Includes all common fields described above, plus:

Field	Description
`cpu_ns`	Total CPU time consumed by the task in nanoseconds (from context switch)
`user_faults`	Number of page faults occurring in user space
`kernel_faults`	Number of page faults occurring in kernel space
`vm_mmap_bytes`	Total bytes allocated via `mmap`
`vm_munmap_bytes`	Total bytes released via `munmap`
`vm_brk_grow_bytes`	Bytes of heap memory grown via `brk`
`vm_brk_shrink_bytes`	Bytes of heap memory released via `brk`
`bytes_written`	Total bytes written by the process (from syscalls like `write`)
`bytes_read`	Total bytes read by the process (from syscalls like `read`)
`isActive`	Indicates if the process is still active (`1`) or has exited (`0`)
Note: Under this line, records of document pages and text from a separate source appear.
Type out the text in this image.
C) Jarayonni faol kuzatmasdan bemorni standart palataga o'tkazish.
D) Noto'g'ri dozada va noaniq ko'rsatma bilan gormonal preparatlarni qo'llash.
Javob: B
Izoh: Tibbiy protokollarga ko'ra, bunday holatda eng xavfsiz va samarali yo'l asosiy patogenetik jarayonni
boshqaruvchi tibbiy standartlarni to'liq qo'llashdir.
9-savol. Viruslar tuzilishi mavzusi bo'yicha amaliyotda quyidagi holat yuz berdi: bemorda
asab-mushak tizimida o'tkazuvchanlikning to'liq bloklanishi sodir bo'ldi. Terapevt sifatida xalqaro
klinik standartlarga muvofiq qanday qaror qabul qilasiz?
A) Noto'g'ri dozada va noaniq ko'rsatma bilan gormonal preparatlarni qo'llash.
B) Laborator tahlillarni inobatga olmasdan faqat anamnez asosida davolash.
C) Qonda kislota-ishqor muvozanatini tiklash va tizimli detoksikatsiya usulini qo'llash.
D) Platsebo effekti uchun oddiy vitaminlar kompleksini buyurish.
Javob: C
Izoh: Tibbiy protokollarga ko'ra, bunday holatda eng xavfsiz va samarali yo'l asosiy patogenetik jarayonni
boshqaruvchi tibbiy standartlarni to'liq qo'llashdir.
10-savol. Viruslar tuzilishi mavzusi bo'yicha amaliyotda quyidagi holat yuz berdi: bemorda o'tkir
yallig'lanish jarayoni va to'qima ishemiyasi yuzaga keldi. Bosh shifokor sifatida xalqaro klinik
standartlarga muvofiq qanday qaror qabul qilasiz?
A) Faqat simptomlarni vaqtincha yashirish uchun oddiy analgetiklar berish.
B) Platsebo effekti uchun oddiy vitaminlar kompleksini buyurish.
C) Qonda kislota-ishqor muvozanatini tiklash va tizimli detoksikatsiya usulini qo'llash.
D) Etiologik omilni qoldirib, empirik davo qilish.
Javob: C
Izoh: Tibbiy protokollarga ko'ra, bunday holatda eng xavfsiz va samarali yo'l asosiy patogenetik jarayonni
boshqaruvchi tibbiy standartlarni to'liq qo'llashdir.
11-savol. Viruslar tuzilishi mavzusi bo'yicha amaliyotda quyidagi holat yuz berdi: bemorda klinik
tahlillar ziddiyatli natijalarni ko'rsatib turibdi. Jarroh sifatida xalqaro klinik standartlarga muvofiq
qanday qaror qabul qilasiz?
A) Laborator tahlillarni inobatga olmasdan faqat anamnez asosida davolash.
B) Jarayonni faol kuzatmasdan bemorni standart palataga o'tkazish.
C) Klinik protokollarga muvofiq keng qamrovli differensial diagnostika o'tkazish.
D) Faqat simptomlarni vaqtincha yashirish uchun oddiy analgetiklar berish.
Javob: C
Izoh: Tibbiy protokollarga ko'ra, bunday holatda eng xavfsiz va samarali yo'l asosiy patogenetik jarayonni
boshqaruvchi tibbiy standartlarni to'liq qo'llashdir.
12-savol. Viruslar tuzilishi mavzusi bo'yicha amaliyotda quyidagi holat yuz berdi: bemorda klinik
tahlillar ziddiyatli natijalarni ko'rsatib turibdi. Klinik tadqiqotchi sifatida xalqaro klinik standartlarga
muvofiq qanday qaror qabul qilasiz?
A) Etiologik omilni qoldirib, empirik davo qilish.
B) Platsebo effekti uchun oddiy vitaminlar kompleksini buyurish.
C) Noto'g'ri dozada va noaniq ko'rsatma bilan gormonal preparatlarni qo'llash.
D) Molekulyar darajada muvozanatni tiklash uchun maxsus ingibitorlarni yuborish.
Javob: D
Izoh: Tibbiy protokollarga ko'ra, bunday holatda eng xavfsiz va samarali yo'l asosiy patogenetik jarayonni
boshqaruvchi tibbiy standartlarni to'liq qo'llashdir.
🗂️ `syscall_freq_events` Table

Click to show table schema

CREATE TABLE IF NOT EXISTS audit.syscall_freq_events (
  pid UInt32,
  comm String,
  uid UInt32,
  gid UInt32,
  ppid UInt32,
  user_pid UInt32,
  user_ppid UInt32,
  cgroup_id UInt64,
  cgroup_name String,
  user String,
  syscall_vector_json JSON, 
  wall_time_dt DateTime64(3),
  wall_time_ms Int64,
  container_id String,
  container_image String,
  container_labels_json JSON
)
ENGINE = MergeTree()
ORDER BY wall_time_ms;

🔍 Field Descriptions

Includes all common fields described above, plus:

Field	Description
`syscall_vector_json`	JSON object mapping syscall numbers to their invocation counts. Example: `{"0":12,"1":4,"60":9}` meaning `read` was called 12 times, `write` 4 times, `exit` 9 times.